For an iPad, an iPhone, an iPod touch, or a Mac, keeping the devices clean, keeping them to yourself, and washing your hands is enough.
It's a little trickier with the Apple Watch and AirPods. There is no specific advice about those, but the general rule of washing hands will help — and so will the recommended ways of cleaning Apple devices.
How to disinfect your iPhone, iPad or iPod touch
Lay in a stock of dry, lint-free cloths. Even after the outbreak is over, they will serve you well.
- Power down the iPhone
- Wipe with a lint-free dry cloth
- Never get liquids or moisture into openings
- Never use compressed air or cleaning products
You could buy a screen protector. That doesn't sound like it would make much difference, but you're going to be less concerned about damaging a two-buck screen protector than you would a thousand dollar phone.
That's certainly true, yet if you get a screen protector and wipe it over with a damp cloth, you could still get moisture into the sides, top, and back of the device. The better option is to regularly wipe the device with a dry lint-free cloth, like a lens cloth, and then even more regularly wash your hands.
To save running out of handwash, or just patience, you could touch your device less often. Ask Siri to place calls for you, for instance. You could do that via AirPods 2 or AirPods Pro, too.
On Monday, Apple updated a page for device cleaning, and now says that it's okay to use a 70 percent isopropyl alcohol wipe or Clorox Disinfecting Wipe to "gently wipe the hard, nonporous surfaces of your Apple Product." Specifically, Apple says this is the display, keyboard, or other external surfaces. This is new guidance, and was previously specifically forbidden to perform on screens, to avoid stripping the oleophobic coating off of an iPhone or iPad, or the coating on a Retina Display on a MacBook Pro. We still don't recommend it, though — but we're trying it on sacrificial devices for the next few weeks and will report back.
How to disinfect your AirPods or AirPods Pro
AirPods and AirPods Pro are tiny and delicate devices which need careful handling if you're to clean them properly, or just not lose them accidentally.
Although you're not going to catch the coronavirus from yourself. So if you absolutely never loan them to anyone, and you absolutely always return them to their charging case, you're fine.
Otherwise, use one of your stash of dry, lint-free lens cloths and wipe over the devices carefully.
- Never run them under water
- Do not get any liquid in any opening
- Never use sharp objects
You can also clean the charging case with the same type of cloth, but this time dampened slightly with isopropyl alcohol.

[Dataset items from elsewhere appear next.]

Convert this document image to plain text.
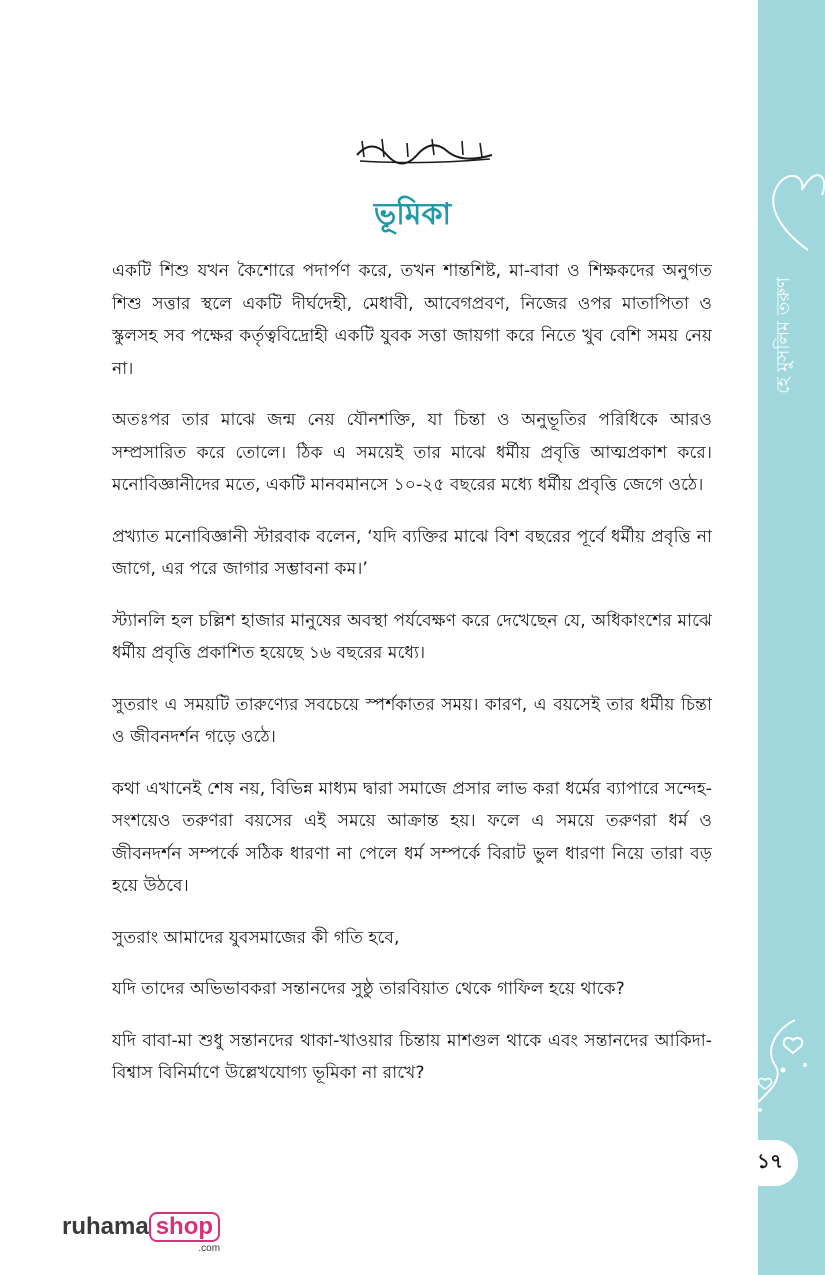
হে মুসলিম তরুণ
১৭
ভূমিকা

একটি শিশু যখন কৈশোরে পদার্পণ করে, তখন শান্তশিষ্ট, মা-বাবা ও শিক্ষকদের অনুগত শিশু সত্তার স্থলে একটি দীর্ঘদেহী, মেধাবী, আবেগপ্রবণ, নিজের ওপর মাতাপিতা ও স্কুলসহ সব পক্ষের কর্তৃত্ববিদ্রোহী একটি যুবক সত্তা জায়গা করে নিতে খুব বেশি সময় নেয় না।

অতঃপর তার মাঝে জন্ম নেয় যৌনশক্তি, যা চিন্তা ও অনুভূতির পরিধিকে আরও সম্প্রসারিত করে তোলে। ঠিক এ সময়েই তার মাঝে ধর্মীয় প্রবৃত্তি আত্মপ্রকাশ করে। মনোবিজ্ঞানীদের মতে, একটি মানবমানসে ১০-২৫ বছরের মধ্যে ধর্মীয় প্রবৃত্তি জেগে ওঠে।

প্রখ্যাত মনোবিজ্ঞানী স্টারবাক বলেন, ‘যদি ব্যক্তির মাঝে বিশ বছরের পূর্বে ধর্মীয় প্রবৃত্তি না জাগে, এর পরে জাগার সম্ভাবনা কম।’

স্ট্যানলি হল চল্লিশ হাজার মানুষের অবস্থা পর্যবেক্ষণ করে দেখেছেন যে, অধিকাংশের মাঝে ধর্মীয় প্রবৃত্তি প্রকাশিত হয়েছে ১৬ বছরের মধ্যে।

সুতরাং এ সময়টি তারুণ্যের সবচেয়ে স্পর্শকাতর সময়। কারণ, এ বয়সেই তার ধর্মীয় চিন্তা ও জীবনদর্শন গড়ে ওঠে।

কথা এখানেই শেষ নয়, বিভিন্ন মাধ্যম দ্বারা সমাজে প্রসার লাভ করা ধর্মের ব্যাপারে সন্দেহ-সংশয়েও তরুণরা বয়সের এই সময়ে আক্রান্ত হয়। ফলে এ সময়ে তরুণরা ধর্ম ও জীবনদর্শন সম্পর্কে সঠিক ধারণা না পেলে ধর্ম সম্পর্কে বিরাট ভুল ধারণা নিয়ে তারা বড় হয়ে উঠবে।

সুতরাং আমাদের যুবসমাজের কী গতি হবে,

যদি তাদের অভিভাবকরা সন্তানদের সুষ্ঠু তারবিয়াত থেকে গাফিল হয়ে থাকে?

যদি বাবা-মা শুধু সন্তানদের থাকা-খাওয়ার চিন্তায় মাশগুল থাকে এবং সন্তানদের আকিদা-বিশ্বাস বিনির্মাণে উল্লেখযোগ্য ভূমিকা না রাখে?

ruhama shop
.com
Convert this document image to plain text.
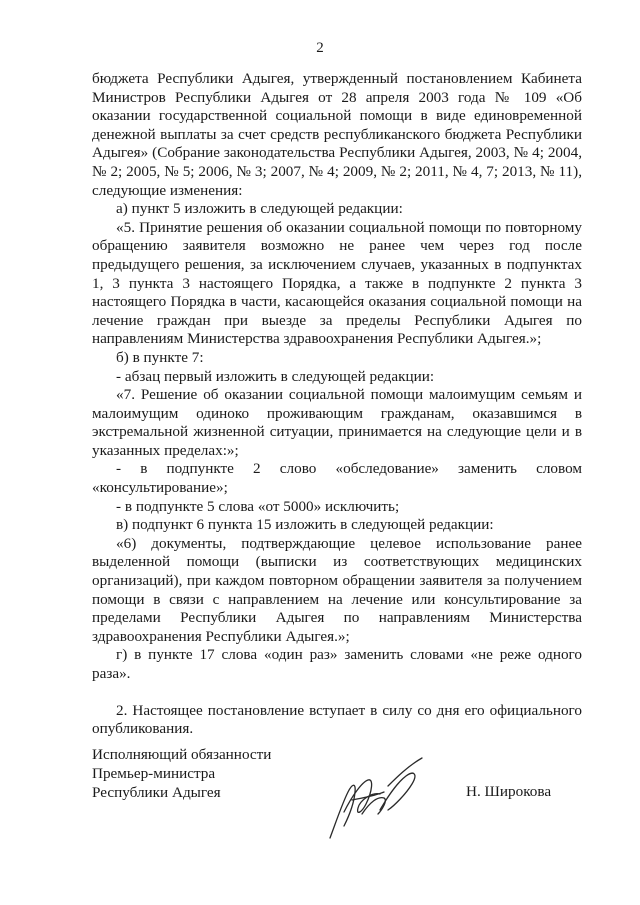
2

бюджета Республики Адыгея, утвержденный постановлением Кабинета Министров Республики Адыгея от 28 апреля 2003 года № 109 «Об оказании государственной социальной помощи в виде единовременной денежной выплаты за счет средств республиканского бюджета Республики Адыгея» (Собрание законодательства Республики Адыгея, 2003, № 4; 2004, № 2; 2005, № 5; 2006, № 3; 2007, № 4; 2009, № 2; 2011, № 4, 7; 2013, № 11), следующие изменения:

а) пункт 5 изложить в следующей редакции:

«5. Принятие решения об оказании социальной помощи по повторному обращению заявителя возможно не ранее чем через год после предыдущего решения, за исключением случаев, указанных в подпунктах 1, 3 пункта 3 настоящего Порядка, а также в подпункте 2 пункта 3 настоящего Порядка в части, касающейся оказания социальной помощи на лечение граждан при выезде за пределы Республики Адыгея по направлениям Министерства здравоохранения Республики Адыгея.»;

б) в пункте 7:

- абзац первый изложить в следующей редакции:

«7. Решение об оказании социальной помощи малоимущим семьям и малоимущим одиноко проживающим гражданам, оказавшимся в экстремальной жизненной ситуации, принимается на следующие цели и в указанных пределах:»;

- в подпункте 2 слово «обследование» заменить словом «консультирование»;

- в подпункте 5 слова «от 5000» исключить;

в) подпункт 6 пункта 15 изложить в следующей редакции:

«6) документы, подтверждающие целевое использование ранее выделенной помощи (выписки из соответствующих медицинских организаций), при каждом повторном обращении заявителя за получением помощи в связи с направлением на лечение или консультирование за пределами Республики Адыгея по направлениям Министерства здравоохранения Республики Адыгея.»;

г) в пункте 17 слова «один раз» заменить словами «не реже одного раза».

2. Настоящее постановление вступает в силу со дня его официального опубликования.

Исполняющий обязанности
Премьер-министра
Республики Адыгея	Н. Широкова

How to disinfect your Apple Watch
It's even less likely that you will loan your Apple Watch to different people during your working day than you would AirPods. However, it's far more common that you may take the Watch off and leave it on your desk.

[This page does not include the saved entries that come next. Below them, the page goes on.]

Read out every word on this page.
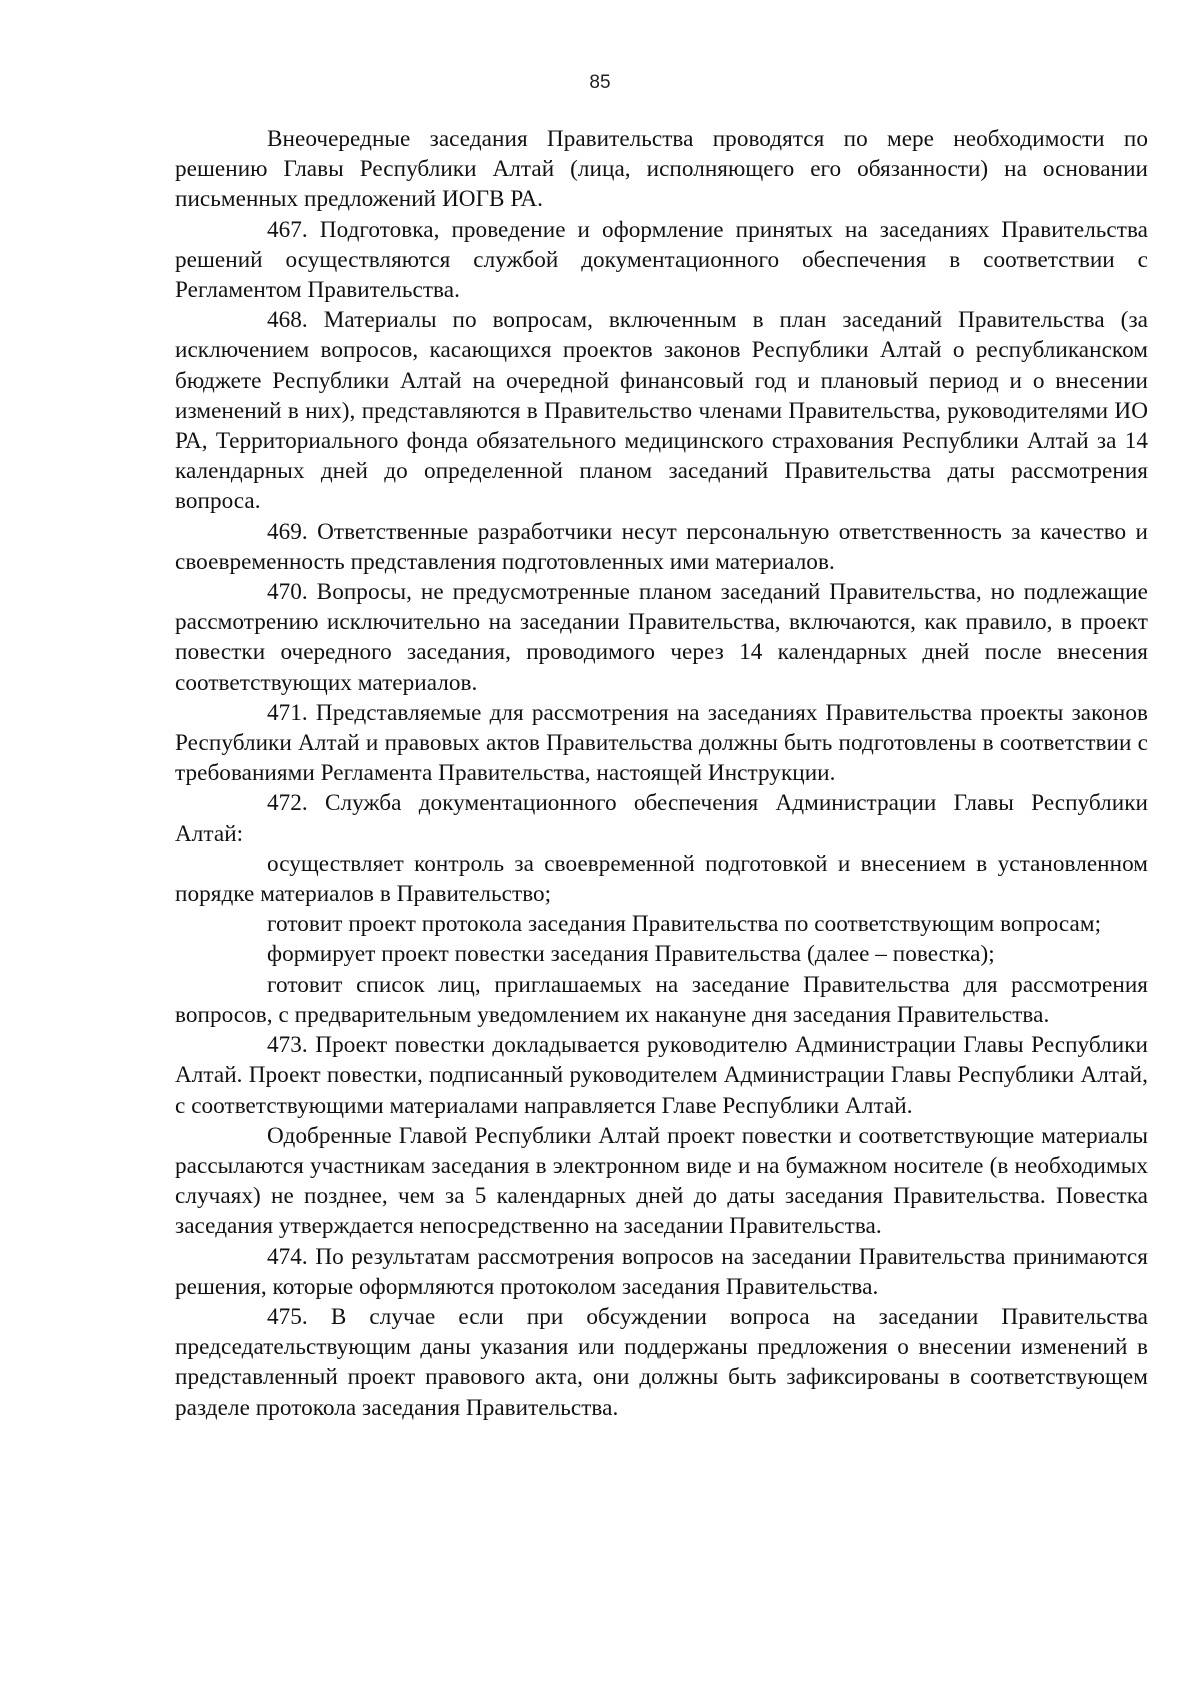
85

Внеочередные заседания Правительства проводятся по мере необходимости по решению Главы Республики Алтай (лица, исполняющего его обязанности) на основании письменных предложений ИОГВ РА.

467. Подготовка, проведение и оформление принятых на заседаниях Правительства решений осуществляются службой документационного обеспечения в соответствии с Регламентом Правительства.

468. Материалы по вопросам, включенным в план заседаний Правительства (за исключением вопросов, касающихся проектов законов Республики Алтай о республиканском бюджете Республики Алтай на очередной финансовый год и плановый период и о внесении изменений в них), представляются в Правительство членами Правительства, руководителями ИО РА, Территориального фонда обязательного медицинского страхования Республики Алтай за 14 календарных дней до определенной планом заседаний Правительства даты рассмотрения вопроса.

469. Ответственные разработчики несут персональную ответственность за качество и своевременность представления подготовленных ими материалов.

470. Вопросы, не предусмотренные планом заседаний Правительства, но подлежащие рассмотрению исключительно на заседании Правительства, включаются, как правило, в проект повестки очередного заседания, проводимого через 14 календарных дней после внесения соответствующих материалов.

471. Представляемые для рассмотрения на заседаниях Правительства проекты законов Республики Алтай и правовых актов Правительства должны быть подготовлены в соответствии с требованиями Регламента Правительства, настоящей Инструкции.

472. Служба документационного обеспечения Администрации Главы Республики Алтай:

осуществляет контроль за своевременной подготовкой и внесением в установленном порядке материалов в Правительство;

готовит проект протокола заседания Правительства по соответствующим вопросам;

формирует проект повестки заседания Правительства (далее – повестка);

готовит список лиц, приглашаемых на заседание Правительства для рассмотрения вопросов, с предварительным уведомлением их накануне дня заседания Правительства.

473. Проект повестки докладывается руководителю Администрации Главы Республики Алтай. Проект повестки, подписанный руководителем Администрации Главы Республики Алтай, с соответствующими материалами направляется Главе Республики Алтай.

Одобренные Главой Республики Алтай проект повестки и соответствующие материалы рассылаются участникам заседания в электронном виде и на бумажном носителе (в необходимых случаях) не позднее, чем за 5 календарных дней до даты заседания Правительства. Повестка заседания утверждается непосредственно на заседании Правительства.

474. По результатам рассмотрения вопросов на заседании Правительства принимаются решения, которые оформляются протоколом заседания Правительства.

475. В случае если при обсуждении вопроса на заседании Правительства председательствующим даны указания или поддержаны предложения о внесении изменений в представленный проект правового акта, они должны быть зафиксированы в соответствующем разделе протокола заседания Правительства.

In which case, keep it clean by doing the following at intervals.
- Turn off the Apple Watch
- Remove it from any charger
- Wipe with soft, dry, lint-free cloth
In this case, you can dampen that cloth with water. Assuming you have an Apple Watch that is water resistant, you can even place it under gently running water for a few seconds.
There is one extra step you can take that is peculiar to the Apple Watch. You can remove the band and clean that separately.
You may do that for the convenience of being able to clean the Watch without the band getting in your way. However, if the band is a leather one, you need to clean it separately.
That means wiping it down again, as leather bands are not made to be water resistant.
Being sensible during the coronavirus outbreak
It will take you longer to clean an Apple Watch band than it will any other Apple device, just because it's best if you leave them to dry out by themselves. Otherwise, this is all sensible advice both for avoiding the coronavirus, and for having shiny Apple devices.
Just remember that if it seems this is being at best thorough, and at worse over-cautious, these cleaning steps are simple ones you can do whenever you need.